Posted in Clinical Review Article on 2nd Dec 2014

   Nov-14-full-issue-6Summary

  • Data-driven models provide a uniquely fine-grained multi-modal picture of disease progression.
  • This offers major potential benefits to neurodegenerative disease research and clinical practice, by improving patient staging and monitoring, disease prognosis and differential diagnosis.
  • To date these models have provided valuable insights into neurodegenerative disease progression patterns, particularly in Alzheimer’s disease.
  • Data-driven models are an emerging area of technology with numerous exciting opportunities for future developments.
  • These techniques have wide potential further application to any disease or developmental process.

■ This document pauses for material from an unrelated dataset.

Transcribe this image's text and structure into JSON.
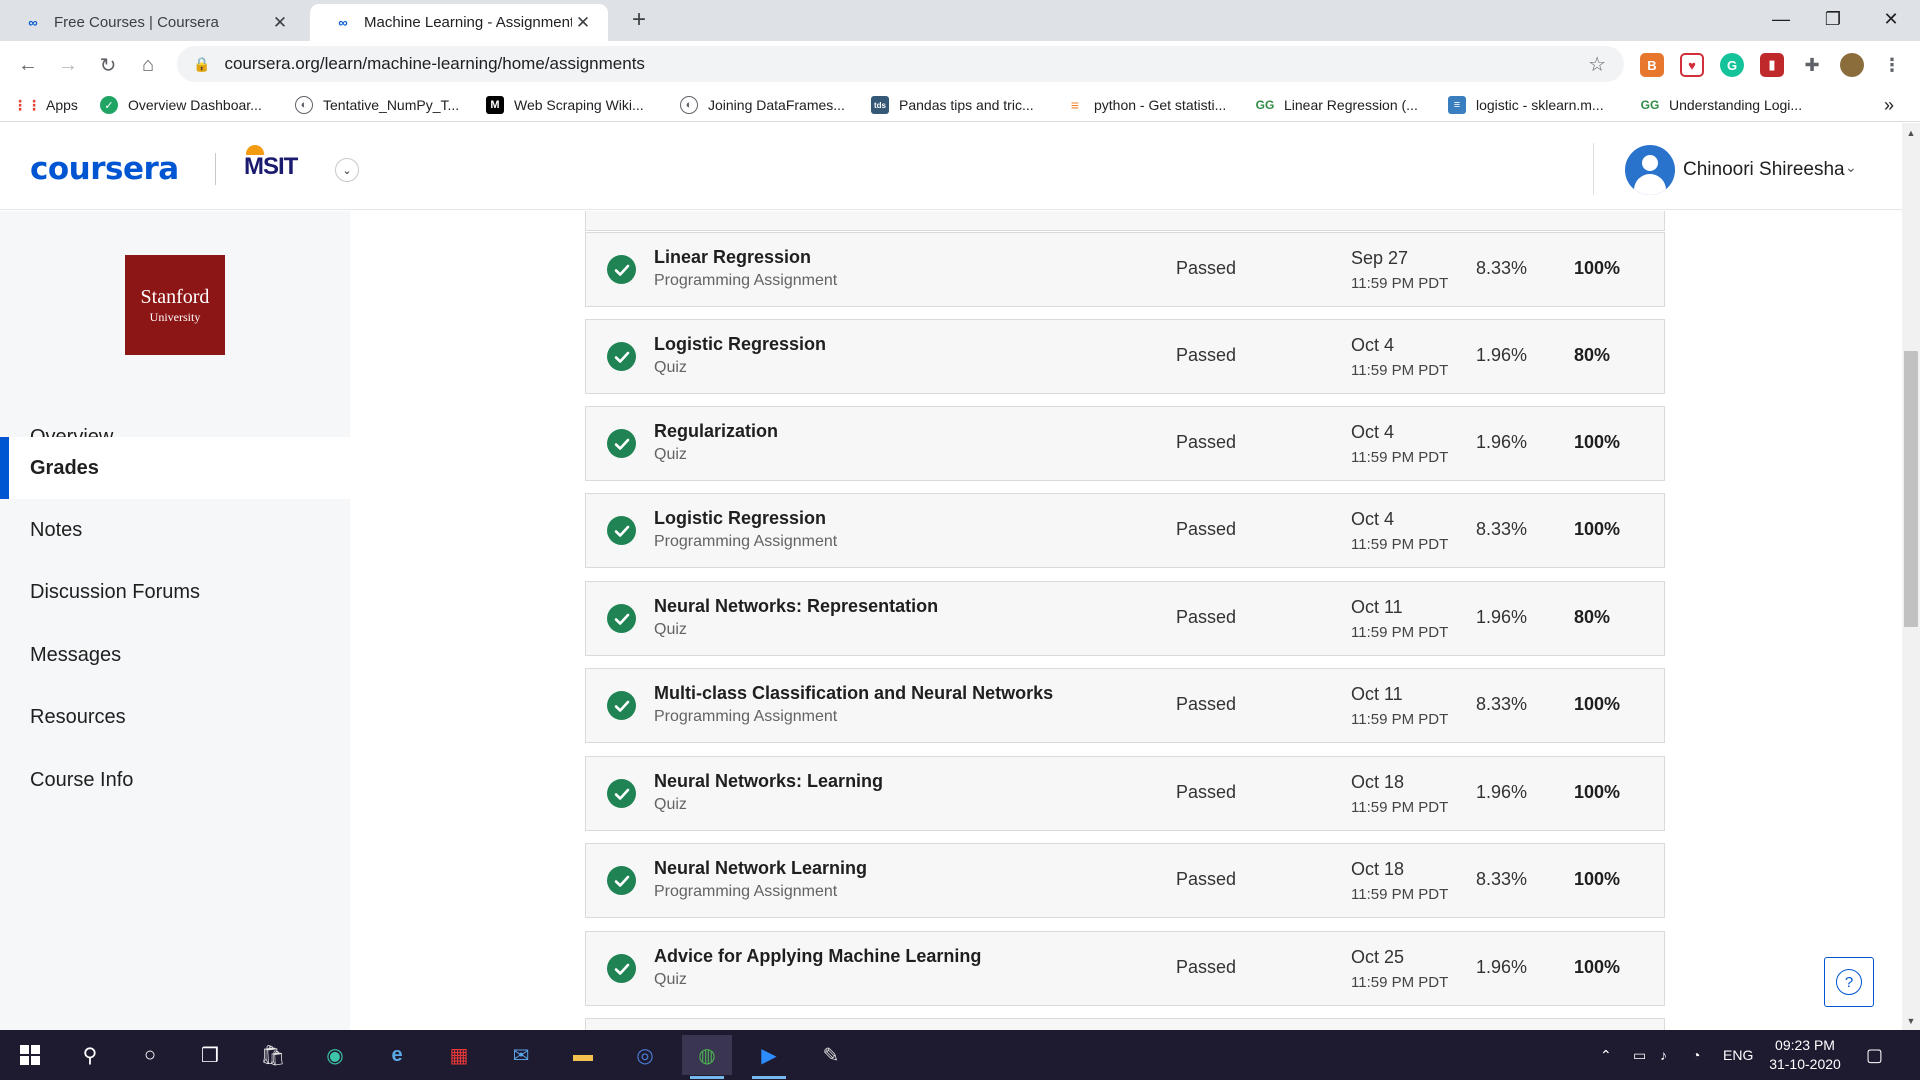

Neurodegenerative diseases are characterised by the temporal order and severity of a distinct set of symptoms and pathological changes that occur within the brain. Whilst the underlying mechanisms by which these pathologies arise and propagate are not fully understood, the development of imaging and CSF measures that reflect the presence and severity of these pathological changes is providing valuable insights, including opening a potential pre-symptomatic window where disease-modifying therapies may be most effective. Characterising the trajectories of these biomarkers over the time course of different neurodegenerative diseases is of great interest in order to build up a quantitative picture of disease progression.1 Such a picture provides insight into the underlying disease biology and, moreover, provides a potential mechanism for patient staging and monitoring, disease prognosis and differential diagnosis.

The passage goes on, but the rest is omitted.